7) Finally, the ms. needs to be proofread carefully.
The paper makes some excellent general points, but the quantitative claims need more serious statistical support, the analysis needs to be described in enough detail to be reproducible, and the language needs to be cleaned up to use words such as "likelihood" more carefully. There needs to be some acknowledgment of the limitations of the design (or lack of design), and a careful discussion of potential sources of confounding. And the parametric tests should be deleted--they are not appropriate.
There is much to like about this manuscript. The sample size is fantastic and, as someone who teaches quantitative courses, the topic is timely and important. Several notes on the present manuscript.
1. The effect sizes based on previous research found medium to large effect sizes (d = .61) based on Cohen’s interpretations. It is quite reasonable to castigate conclusions that these are not important factors.
2. The data presented are observational and instructors are not randomly assigned to topics or courses. Science courses may often have hard curves that are not present in humanities courses. There are many factors present here that may be related to teaching evaluations that cannot be accounted for. Some additional discussion of this would be helpful. Nonetheless, the point made by the authors is that teaching evaluations are used based on their results without any such adjustment (this point should be documented more strongly) and consequently the numbers themselves are what are used.

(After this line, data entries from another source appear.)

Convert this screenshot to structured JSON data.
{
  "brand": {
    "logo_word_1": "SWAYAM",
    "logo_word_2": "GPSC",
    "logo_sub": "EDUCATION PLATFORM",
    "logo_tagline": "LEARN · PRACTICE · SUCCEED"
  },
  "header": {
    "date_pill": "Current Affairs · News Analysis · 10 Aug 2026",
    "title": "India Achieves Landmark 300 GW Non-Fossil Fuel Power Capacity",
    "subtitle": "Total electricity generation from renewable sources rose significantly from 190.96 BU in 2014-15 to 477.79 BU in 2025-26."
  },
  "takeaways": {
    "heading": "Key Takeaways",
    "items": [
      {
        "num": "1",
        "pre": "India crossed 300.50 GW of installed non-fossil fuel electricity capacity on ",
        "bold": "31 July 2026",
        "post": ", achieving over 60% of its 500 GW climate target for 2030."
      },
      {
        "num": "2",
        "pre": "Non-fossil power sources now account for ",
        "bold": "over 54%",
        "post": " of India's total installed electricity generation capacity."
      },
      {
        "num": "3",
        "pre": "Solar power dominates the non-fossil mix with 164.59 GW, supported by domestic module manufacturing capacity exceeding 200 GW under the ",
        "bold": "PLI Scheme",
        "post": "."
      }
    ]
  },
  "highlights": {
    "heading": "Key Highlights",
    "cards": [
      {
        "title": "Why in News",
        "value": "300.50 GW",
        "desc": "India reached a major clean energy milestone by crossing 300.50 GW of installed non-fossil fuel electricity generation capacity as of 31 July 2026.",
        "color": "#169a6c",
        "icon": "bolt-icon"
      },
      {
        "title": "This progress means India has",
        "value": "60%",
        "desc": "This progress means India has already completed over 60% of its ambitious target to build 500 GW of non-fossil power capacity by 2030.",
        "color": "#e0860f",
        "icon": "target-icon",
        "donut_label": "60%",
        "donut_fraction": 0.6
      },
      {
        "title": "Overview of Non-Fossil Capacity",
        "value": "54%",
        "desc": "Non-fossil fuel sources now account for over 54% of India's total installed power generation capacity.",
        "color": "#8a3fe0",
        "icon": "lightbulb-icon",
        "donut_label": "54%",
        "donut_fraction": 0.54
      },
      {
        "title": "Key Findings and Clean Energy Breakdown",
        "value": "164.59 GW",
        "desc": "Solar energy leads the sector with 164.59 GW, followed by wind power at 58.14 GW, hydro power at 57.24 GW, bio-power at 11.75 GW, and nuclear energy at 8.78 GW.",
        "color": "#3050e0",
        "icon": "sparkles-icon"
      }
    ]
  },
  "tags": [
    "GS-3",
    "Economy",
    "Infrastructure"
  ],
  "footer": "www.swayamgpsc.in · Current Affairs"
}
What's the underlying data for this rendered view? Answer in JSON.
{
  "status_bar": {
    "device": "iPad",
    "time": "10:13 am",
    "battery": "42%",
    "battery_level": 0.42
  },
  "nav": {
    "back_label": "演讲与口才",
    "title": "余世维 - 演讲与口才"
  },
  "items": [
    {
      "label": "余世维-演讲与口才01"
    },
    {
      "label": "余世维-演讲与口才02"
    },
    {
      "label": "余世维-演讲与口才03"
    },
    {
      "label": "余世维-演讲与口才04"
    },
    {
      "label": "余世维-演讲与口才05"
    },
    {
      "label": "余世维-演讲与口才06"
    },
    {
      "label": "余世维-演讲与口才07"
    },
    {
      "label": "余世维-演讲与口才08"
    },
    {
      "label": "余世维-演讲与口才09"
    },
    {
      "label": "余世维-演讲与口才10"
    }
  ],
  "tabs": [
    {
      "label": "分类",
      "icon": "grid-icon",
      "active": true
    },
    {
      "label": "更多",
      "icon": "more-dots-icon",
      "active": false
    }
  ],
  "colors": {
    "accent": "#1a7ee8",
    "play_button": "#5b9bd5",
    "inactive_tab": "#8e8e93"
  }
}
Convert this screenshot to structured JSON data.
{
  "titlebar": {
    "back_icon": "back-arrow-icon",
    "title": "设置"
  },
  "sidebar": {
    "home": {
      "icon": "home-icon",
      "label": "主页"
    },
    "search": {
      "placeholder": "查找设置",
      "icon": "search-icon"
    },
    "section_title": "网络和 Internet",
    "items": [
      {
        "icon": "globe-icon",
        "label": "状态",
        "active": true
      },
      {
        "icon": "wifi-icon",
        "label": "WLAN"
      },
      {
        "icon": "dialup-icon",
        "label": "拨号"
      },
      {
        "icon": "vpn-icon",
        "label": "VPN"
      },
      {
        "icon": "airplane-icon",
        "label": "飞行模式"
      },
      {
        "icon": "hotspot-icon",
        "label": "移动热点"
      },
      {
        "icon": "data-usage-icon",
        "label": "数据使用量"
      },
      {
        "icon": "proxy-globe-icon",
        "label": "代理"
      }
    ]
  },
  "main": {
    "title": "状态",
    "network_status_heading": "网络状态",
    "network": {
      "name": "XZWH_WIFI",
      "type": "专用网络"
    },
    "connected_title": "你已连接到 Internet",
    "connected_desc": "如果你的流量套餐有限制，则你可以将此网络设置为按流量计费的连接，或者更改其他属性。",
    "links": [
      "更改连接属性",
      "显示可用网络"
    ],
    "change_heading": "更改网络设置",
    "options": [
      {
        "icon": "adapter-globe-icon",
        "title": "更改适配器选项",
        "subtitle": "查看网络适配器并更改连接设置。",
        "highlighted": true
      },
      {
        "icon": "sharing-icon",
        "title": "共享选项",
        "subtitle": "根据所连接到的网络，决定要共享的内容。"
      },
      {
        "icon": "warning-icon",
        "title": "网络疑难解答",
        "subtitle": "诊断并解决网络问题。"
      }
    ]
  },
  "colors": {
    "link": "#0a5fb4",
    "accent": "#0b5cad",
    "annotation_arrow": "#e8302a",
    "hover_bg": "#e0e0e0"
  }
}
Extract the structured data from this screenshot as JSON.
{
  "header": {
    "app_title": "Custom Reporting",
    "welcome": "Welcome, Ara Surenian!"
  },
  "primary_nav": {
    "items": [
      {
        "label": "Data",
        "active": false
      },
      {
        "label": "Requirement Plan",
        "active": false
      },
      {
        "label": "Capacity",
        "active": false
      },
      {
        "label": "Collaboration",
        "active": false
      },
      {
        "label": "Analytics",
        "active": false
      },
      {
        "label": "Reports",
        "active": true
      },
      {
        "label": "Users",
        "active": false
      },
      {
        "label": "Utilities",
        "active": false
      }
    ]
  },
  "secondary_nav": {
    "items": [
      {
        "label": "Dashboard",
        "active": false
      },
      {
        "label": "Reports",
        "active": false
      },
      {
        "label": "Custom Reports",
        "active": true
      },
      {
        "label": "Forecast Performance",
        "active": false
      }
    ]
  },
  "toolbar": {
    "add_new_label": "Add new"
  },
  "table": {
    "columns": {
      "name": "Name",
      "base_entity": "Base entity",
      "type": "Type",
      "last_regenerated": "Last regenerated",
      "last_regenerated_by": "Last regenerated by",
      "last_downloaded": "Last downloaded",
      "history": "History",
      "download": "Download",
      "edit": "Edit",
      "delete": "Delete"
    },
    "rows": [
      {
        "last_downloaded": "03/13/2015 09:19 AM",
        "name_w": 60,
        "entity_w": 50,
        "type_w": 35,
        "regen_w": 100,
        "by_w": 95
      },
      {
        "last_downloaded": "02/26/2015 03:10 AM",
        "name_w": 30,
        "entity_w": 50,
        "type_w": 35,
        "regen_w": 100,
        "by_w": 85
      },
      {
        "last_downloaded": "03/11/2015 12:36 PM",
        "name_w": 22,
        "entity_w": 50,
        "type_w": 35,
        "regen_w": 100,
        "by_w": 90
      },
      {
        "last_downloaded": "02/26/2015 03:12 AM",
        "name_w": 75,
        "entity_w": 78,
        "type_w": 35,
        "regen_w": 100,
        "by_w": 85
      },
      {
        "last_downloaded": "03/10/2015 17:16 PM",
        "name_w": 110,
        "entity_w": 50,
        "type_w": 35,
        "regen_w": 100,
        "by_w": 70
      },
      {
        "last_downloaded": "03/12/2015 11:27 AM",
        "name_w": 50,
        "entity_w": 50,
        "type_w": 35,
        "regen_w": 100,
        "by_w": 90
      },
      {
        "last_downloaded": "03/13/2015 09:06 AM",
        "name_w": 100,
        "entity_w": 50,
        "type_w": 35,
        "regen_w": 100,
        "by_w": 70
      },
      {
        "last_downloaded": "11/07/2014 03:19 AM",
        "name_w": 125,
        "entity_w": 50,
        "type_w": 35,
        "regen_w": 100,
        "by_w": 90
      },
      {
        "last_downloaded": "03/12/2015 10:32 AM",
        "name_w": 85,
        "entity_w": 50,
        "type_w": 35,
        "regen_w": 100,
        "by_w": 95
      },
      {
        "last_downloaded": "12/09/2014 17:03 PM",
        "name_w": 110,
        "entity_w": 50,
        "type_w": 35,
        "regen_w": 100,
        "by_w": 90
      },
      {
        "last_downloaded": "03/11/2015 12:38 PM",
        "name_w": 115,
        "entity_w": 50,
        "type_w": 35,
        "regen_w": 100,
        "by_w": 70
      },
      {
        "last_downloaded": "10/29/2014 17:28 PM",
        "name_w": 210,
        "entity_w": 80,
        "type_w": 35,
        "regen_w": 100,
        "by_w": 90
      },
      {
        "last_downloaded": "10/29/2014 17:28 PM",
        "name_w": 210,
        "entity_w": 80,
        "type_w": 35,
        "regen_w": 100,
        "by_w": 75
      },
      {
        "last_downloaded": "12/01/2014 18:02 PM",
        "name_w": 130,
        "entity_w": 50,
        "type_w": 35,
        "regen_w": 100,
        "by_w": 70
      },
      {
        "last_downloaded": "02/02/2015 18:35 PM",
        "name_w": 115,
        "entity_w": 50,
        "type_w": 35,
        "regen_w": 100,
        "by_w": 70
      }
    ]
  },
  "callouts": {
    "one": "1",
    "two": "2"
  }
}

3. There are a number of ways of considering and presenting the data. The present approach is persuasive, but the authors should consider a slightly more sophisticated approach if feasible. I would suggest a multilevel model where rating is predicted by type of course with class and professor as random variables. This provides more useful information. To what extent do professors differ from each other? What is the difference in means between types of courses? Having the variability across professors (if professor is available as a variable in the data) would provide a nice counterpoint to understanding the difference in mean evaluations as a function of the type of course. This analysis may be more easily conducted separately for each type of class (e.g., English, History, Psych, Math) as the variances may not be constant across disciplines.
4. Figure 2 is hard to see. I would suggest box plots instead for English and Math with horizontal lines for the five categories. Box plots for Figure 1 would be easier to interpret and understand as well.
5. The weakest part of this manuscript is the criterion referenced cut-offs. In many contexts “Good” may not be actually good. Language for promotion and tenure often use words such as superior and excellent. This has no bearing on the argument made in the manuscript that there are real and substantial differences between math and english course ratings.
6. The manuscript would be strengthened if courses within different disciplines (e.g., Psychology, Sociology, etc) were classified as quantitative vs non quantitative. As well, many courses in Math are lower level requirements (e.g., calculus). What happens when one considers only upper level courses that are restricted in general to majors? Are these differences a function of lack of desire and aptitude on the part of the students?